Prior research on outcomes of HCV infection is limited, especially from the employer’s perspective.12,16 Little has been reported on the impact of HCV infection on productivity and the incremental impact of treatment on productivity outside of the randomized clinical trial setting.12 Recently, Su et al16 compared controls without HCV with HCV-infected workers and found that those with HCV had lower productivity and more absence days. Reduced worker productivity due to treatment side effects during therapy has also been reported.12,13 Other prior studies comparing treated and untreated HCV populations have been based on small sample sizes,17 persons coinfected with HIV,18 specialty populations such as Veterans Affairs patients,19 or individuals with substance abuse issues.20-22

The goal of this study was to assess the impact of HCV treatment with interferon, peginterferon, and/or ribavirin on absenteeism (lost time and costs associated with workforce absenteeism) and on worker productivity using objectively captured data from an employed population.

METHODS

This retrospective study was based on longitudinal data from the Human Capital Management Services Research Reference Database (HCMS RRDb) of multiple, geographically diverse, US-based employers. The HCMS RRDb contains adjudicated health insurance and prescription drug claims, with demographics and payroll information from more than 670,000 employees over the period from 2001 to 2008. The HCMS RRDb is representative of the 2004 US Employed Civilian Labor Force (139.2 million) in terms of age and sex, and has been used in prior published research.23-25 Confidentiality and anonymity of subject-level data in this study were maintained in accordance with Health Insurance Portability and Accountability Act guidelines.26

Study Groups

Using medical insurance claims data, the following International Classification of Diseases, 9th Revision (ICD-9) codes were used to identify employees with HCV: 070.41 (acute hepatitis C with hepatic coma), 070.44 (chronic hepatitis C with hepatic coma), 070.51 (acute hepatitis C without mention of hepatic coma), 070.54 (chronic hepatitis C without mention of hepatic coma), or 070.7x (unspecified viral hepatitis C). Employees in the treatment group (HCV-Tx) were those with HCV and 1 or more prescriptions for interferon, peginterferon, and/or ribavirin. These employees were compared with HCVinfected employees who did not receive interferon, peginterferon, and/or ribavirin treatment (HCV-NoTx).
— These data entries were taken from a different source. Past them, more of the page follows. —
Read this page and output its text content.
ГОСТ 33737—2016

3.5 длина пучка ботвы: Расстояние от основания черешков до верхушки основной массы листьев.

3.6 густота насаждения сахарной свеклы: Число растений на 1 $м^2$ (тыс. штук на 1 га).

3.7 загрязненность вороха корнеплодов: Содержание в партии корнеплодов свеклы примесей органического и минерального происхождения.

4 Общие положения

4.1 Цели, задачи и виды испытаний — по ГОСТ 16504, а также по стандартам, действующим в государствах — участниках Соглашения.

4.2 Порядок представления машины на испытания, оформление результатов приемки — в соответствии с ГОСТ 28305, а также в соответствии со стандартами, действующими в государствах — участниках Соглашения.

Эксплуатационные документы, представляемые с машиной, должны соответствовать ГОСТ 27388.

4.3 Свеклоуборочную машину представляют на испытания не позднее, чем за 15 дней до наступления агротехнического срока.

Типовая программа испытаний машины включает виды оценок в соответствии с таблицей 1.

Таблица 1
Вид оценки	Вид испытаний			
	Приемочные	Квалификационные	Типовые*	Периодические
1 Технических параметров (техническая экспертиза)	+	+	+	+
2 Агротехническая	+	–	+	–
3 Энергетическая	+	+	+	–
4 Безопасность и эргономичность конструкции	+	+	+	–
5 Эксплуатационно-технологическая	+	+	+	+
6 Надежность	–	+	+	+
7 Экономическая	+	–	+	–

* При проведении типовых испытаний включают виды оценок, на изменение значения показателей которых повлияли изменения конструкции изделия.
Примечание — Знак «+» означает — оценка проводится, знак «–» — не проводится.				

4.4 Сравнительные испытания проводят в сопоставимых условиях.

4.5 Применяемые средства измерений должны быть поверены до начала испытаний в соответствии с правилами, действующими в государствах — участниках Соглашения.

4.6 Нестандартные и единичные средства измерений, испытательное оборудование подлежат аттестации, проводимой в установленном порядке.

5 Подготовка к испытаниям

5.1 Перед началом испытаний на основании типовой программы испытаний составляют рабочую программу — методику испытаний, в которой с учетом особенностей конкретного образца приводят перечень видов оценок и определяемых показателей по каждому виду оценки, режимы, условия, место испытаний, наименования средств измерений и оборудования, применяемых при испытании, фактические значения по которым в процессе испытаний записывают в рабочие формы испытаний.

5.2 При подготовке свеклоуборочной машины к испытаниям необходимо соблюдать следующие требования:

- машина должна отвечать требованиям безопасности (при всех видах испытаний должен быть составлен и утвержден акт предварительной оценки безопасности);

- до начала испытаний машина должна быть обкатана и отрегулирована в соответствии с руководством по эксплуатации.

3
Analyses focused on the time after each subject’s index date. For the HCV-Tx cohort, the index date was defined based on the start of therapy. Because the nontreated cohort (HCVNoTx) did not receive therapy, the index date was defined as the average index date (by company) of the HCV-Tx cohort.

Subjects in both cohorts were required to be more than 18 years old on their index date, to have a minimum of 1 month of continuous health plan enrollment after their index date, and to be retained as employees to the last date of health plan enrollment.